Magnitude of the vector $ \boldsymbol{r}_{\perp} $. This vector is the part of the position vector $ \boldsymbol{r} $ perpendicular to the axis of rotation. Therefore, $r_{\perp}$ is the distance from the axis of rotation to an infinitesimal mass element.

Volume

$$ V $$ Unit $$ \mathrm{m}^3 $$

Volume of the body under consideration.

Mass Density

$$ \rho(\boldsymbol{r}) $$ Unit $$ \frac{ \mathrm{kg} }{ \mathrm{m}^3 } $$

Mass per volume at the location $ \boldsymbol{r} $.

We want to calculate the moment of inertia $ I $ of a rigid system that rotates around a fixed axis. You must, of course, define the axis of rotation. The moment of inertia counteracts the rotary motion and depends on the mass distribution of the system, which is distributed around the axis of rotation. Here we have to distinguish whether the system has a discrete mass distribution (e.g. planets orbiting the sun) or whether it has a continuous mass distribution (e.g. a rotating cylinder).

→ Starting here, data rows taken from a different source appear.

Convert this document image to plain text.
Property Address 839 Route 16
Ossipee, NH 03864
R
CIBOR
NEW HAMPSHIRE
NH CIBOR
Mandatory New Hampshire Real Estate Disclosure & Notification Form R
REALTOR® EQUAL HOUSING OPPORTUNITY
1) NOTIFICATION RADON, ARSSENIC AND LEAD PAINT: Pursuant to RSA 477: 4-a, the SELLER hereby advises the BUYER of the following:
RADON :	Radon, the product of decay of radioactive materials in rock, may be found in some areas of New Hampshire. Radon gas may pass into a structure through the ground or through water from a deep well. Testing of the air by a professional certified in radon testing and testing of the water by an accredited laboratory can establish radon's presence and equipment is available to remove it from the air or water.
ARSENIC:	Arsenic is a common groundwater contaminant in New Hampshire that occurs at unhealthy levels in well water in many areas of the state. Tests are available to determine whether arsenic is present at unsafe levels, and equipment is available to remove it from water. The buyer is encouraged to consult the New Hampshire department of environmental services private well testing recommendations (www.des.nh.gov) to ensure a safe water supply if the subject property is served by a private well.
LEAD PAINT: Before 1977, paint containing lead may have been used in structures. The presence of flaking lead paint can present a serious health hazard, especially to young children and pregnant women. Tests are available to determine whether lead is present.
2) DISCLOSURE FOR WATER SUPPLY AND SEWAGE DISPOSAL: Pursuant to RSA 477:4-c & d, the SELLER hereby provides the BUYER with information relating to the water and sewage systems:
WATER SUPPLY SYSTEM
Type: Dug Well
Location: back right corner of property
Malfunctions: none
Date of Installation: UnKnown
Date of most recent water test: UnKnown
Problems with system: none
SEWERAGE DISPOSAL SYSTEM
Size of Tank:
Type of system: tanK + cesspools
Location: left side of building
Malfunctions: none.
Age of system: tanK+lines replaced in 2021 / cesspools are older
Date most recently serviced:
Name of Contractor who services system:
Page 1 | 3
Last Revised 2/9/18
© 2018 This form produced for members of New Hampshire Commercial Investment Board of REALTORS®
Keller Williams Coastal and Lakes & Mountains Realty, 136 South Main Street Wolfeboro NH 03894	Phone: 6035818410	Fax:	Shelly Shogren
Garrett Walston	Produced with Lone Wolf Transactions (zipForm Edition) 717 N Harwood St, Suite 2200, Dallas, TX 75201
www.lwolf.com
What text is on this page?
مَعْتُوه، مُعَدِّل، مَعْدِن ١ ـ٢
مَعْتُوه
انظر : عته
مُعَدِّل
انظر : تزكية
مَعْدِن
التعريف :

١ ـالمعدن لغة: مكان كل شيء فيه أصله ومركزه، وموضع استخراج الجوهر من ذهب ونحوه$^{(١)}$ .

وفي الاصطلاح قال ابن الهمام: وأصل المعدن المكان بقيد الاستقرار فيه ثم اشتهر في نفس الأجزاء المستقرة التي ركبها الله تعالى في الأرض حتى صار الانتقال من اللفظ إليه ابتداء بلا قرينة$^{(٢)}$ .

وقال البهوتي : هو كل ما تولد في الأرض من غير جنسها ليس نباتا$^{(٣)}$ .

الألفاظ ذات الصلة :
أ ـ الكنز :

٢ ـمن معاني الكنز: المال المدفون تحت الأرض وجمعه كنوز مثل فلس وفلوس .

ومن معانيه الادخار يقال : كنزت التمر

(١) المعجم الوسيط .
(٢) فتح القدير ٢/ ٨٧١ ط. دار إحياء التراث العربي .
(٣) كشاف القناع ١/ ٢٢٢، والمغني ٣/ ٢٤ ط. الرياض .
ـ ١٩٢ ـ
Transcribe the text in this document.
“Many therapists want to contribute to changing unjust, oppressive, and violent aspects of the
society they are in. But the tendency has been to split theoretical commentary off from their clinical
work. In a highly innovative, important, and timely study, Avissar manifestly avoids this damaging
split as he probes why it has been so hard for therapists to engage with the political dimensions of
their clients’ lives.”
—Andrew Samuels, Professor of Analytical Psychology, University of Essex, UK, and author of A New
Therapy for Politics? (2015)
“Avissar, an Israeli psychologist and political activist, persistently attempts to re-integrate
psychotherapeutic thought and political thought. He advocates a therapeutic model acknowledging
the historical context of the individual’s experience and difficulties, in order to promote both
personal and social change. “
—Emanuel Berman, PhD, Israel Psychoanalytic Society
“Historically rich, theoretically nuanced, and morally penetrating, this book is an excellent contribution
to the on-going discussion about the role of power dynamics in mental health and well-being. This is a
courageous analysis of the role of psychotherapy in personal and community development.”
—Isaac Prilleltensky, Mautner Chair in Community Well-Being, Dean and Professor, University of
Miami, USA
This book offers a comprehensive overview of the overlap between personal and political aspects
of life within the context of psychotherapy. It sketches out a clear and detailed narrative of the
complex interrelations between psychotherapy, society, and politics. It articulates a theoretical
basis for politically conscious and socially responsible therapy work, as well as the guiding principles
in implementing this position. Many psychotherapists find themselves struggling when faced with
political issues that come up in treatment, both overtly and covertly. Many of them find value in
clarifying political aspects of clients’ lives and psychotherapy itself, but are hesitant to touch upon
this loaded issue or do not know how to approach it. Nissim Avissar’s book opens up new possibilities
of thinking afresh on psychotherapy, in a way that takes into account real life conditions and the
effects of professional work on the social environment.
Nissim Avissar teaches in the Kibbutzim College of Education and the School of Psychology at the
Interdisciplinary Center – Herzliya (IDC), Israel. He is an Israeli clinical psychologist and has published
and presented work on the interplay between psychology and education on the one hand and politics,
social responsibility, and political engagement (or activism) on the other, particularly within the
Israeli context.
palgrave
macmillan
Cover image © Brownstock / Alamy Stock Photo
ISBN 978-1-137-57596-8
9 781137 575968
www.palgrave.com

In the case of a discrete mass distribution, you have $N$ masses that are distributed in space and have different distances $r$ from the axis of rotation. To determine the moment of inertia $ I $ for this discrete rotating system, you need to know the individual masses $ \class{brown}{m_i } $ and their distances $ r_{\perp i} $ perpendicular to the axis of rotation:

$$ \begin{align} I ~&=~ \class{brown}{m_1} \, {r_{\perp 1}}^2 ~+~ \class{brown}{m_2} \, {r_{\perp 2}}^2 ~+~ ... ~+~ \class{brown}{m_N} \, {r_{\perp N}}^2 \\\\
~&=~ \underset{i~=~1}{\overset{N}{\boxed{+}}} \, \class{brown}{m_i} \, {r_{\perp i}}^2 \end{align} $$

In the case of a continuous mass distribution, you do not have individual masses, but the total mass is "smeared" over a certain area of space. A hollow cylinder, for example, has a continuous mass distribution in which its mass is smeared on its surface. To calculate the moment of inertia $ I $ of such a system, you have to replace discrete summation in 1 by an integral and the masses $\class{brown}{m_i}$ by the mass density $\rho(\boldsymbol{r})$. Then you integrate over the volume $V$ of the rotating system:

$$ \begin{align} I ~=~ \int_V \, r_{\perp}^2 \, \rho(\boldsymbol{r}) \, \text{d}v \end{align} $$

The given mass density $\rho(\boldsymbol{r})$ depends on the position vector $\boldsymbol{r} $ in a three-dimensional system. The volume element $\text{d}v$, in which the mass $\rho(\boldsymbol{r}) \text{d}v$ is located, has the perpendicular distance $ r_{\perp} $ to the axis of rotation.

If the theoretical calculation using the integral is difficult (because the system has no symmetries), then the moment of inertia can be determined experimentally. For this purpose, the total torque $M$ and the angular acceleration $\alpha$ are measured and the moment of inertia $I$ is calculated from their ratio:

$$ \begin{align} I ~=~ \frac{M}{\alpha} \end{align} $$

Torque and angular acceleration of a disk (continuous mass distribution).